The Simple Things: epost

I subscribe to Canada Post’s epost service, which promises to consolidate delivery of all your bills. It doesn’t quite manage that, largely because not all vendors support the service. That may change; in the meantime there’s a certain convenience to it, particularly in that it’s apparently the only way to get my Vancity Visa bills in PDF format rather than paper.

I’ve been thinking recently about usability issues related to this kind of regular but infrequent online experience. It seems that it’s often the simple things that cause frustration: the details surrounding getting to the desired or promised information. Destinations can be obscured by giving equal or greater weight to tasks and audiences not directly related to the notification. Memorability is an important aspect of design in this case, and it seems that this it often not well supported due to a lack of focus on the interaction initiated by the email.
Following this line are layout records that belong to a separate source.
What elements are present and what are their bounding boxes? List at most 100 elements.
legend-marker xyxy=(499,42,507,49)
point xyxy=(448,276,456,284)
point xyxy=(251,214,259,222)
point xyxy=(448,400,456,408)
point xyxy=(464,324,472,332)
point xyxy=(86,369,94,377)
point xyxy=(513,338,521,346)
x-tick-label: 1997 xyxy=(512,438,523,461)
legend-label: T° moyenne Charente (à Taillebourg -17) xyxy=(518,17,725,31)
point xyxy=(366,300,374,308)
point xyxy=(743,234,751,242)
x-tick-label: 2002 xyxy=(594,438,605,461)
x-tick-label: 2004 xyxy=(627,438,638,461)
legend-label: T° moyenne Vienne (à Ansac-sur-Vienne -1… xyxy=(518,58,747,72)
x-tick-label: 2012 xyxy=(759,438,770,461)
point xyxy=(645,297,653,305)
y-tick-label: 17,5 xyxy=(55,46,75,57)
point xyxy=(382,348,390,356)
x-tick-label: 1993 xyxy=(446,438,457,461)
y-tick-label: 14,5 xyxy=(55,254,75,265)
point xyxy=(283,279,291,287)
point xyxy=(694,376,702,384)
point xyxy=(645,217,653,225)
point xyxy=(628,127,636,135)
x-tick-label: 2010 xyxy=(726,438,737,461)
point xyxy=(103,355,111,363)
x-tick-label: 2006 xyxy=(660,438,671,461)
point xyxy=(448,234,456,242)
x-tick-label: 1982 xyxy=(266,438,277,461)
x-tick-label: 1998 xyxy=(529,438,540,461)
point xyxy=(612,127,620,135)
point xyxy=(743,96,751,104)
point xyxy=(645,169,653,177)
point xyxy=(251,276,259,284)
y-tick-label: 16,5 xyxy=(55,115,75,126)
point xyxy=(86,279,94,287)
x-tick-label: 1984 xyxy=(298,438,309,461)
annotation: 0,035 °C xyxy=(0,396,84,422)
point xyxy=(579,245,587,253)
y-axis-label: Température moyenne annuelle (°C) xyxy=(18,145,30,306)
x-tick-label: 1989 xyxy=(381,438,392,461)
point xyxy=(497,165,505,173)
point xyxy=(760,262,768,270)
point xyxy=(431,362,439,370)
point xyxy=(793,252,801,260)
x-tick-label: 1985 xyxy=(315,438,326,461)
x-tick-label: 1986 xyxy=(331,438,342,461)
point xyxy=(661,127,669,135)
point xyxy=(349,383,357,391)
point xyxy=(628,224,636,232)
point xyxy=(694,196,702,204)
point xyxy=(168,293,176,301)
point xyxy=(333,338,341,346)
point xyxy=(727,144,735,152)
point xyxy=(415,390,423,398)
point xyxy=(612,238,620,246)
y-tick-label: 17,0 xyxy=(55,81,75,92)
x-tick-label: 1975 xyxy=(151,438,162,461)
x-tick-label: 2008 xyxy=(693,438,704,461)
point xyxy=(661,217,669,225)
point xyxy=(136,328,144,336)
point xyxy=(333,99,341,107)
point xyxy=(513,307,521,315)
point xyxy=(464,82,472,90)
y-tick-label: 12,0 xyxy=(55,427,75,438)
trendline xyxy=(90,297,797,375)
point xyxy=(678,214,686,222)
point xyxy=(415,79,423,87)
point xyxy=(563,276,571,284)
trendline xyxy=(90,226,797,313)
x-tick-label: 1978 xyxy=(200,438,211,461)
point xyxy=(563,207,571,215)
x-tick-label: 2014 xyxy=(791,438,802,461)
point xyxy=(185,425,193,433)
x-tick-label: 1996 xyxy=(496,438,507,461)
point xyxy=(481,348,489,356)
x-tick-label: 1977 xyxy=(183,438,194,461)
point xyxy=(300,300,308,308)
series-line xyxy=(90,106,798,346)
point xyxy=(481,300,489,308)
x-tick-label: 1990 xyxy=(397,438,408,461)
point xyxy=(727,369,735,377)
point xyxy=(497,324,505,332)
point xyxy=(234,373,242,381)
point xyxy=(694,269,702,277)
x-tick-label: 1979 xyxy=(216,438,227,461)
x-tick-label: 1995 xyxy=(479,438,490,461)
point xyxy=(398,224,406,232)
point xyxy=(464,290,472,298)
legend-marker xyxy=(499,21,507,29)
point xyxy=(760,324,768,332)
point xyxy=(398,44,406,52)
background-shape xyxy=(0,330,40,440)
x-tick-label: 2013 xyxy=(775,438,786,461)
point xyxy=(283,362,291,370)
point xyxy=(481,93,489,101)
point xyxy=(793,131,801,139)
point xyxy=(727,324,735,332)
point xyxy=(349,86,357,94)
The following screen shot shows the body of the email sent by epost when a new “mail delivery” is ready. Where would you click? Notice the prominence of the big blue “Remind Me” button, compared to the link to the service itself, where the bill can be accessed. Every couple of weeks I have to think consciously about where to click. How many people want to be reminded again, rather than just retrieve the bill, or leave the email in their in box, flagged or unread?

epostemail.gif

After remembering to click the link, the main epost page is displayed. The email notes that they don’t link directly to the log in screen from the email due to security concerns. I’m not sure what value this really has, as a phishing attack could simply replicate the main screen as well as the log in page. So the epost customer is delivered to the same page that any new user would see upon first going to the site, which is focused on getting people to sign up for the service. The “Sign in” button is also in a non-standard location, and perhaps even below the fold for some people.

eposthomepage.gif

Given that the security concern is a real one, why not pass a parameter via the email’s url so that the page swaps focus from “sign up” to “sign in”?

Simple changes to the email and landing page might prevent thousands of people from having to stop and think—twice—every time they receive a notification from epost.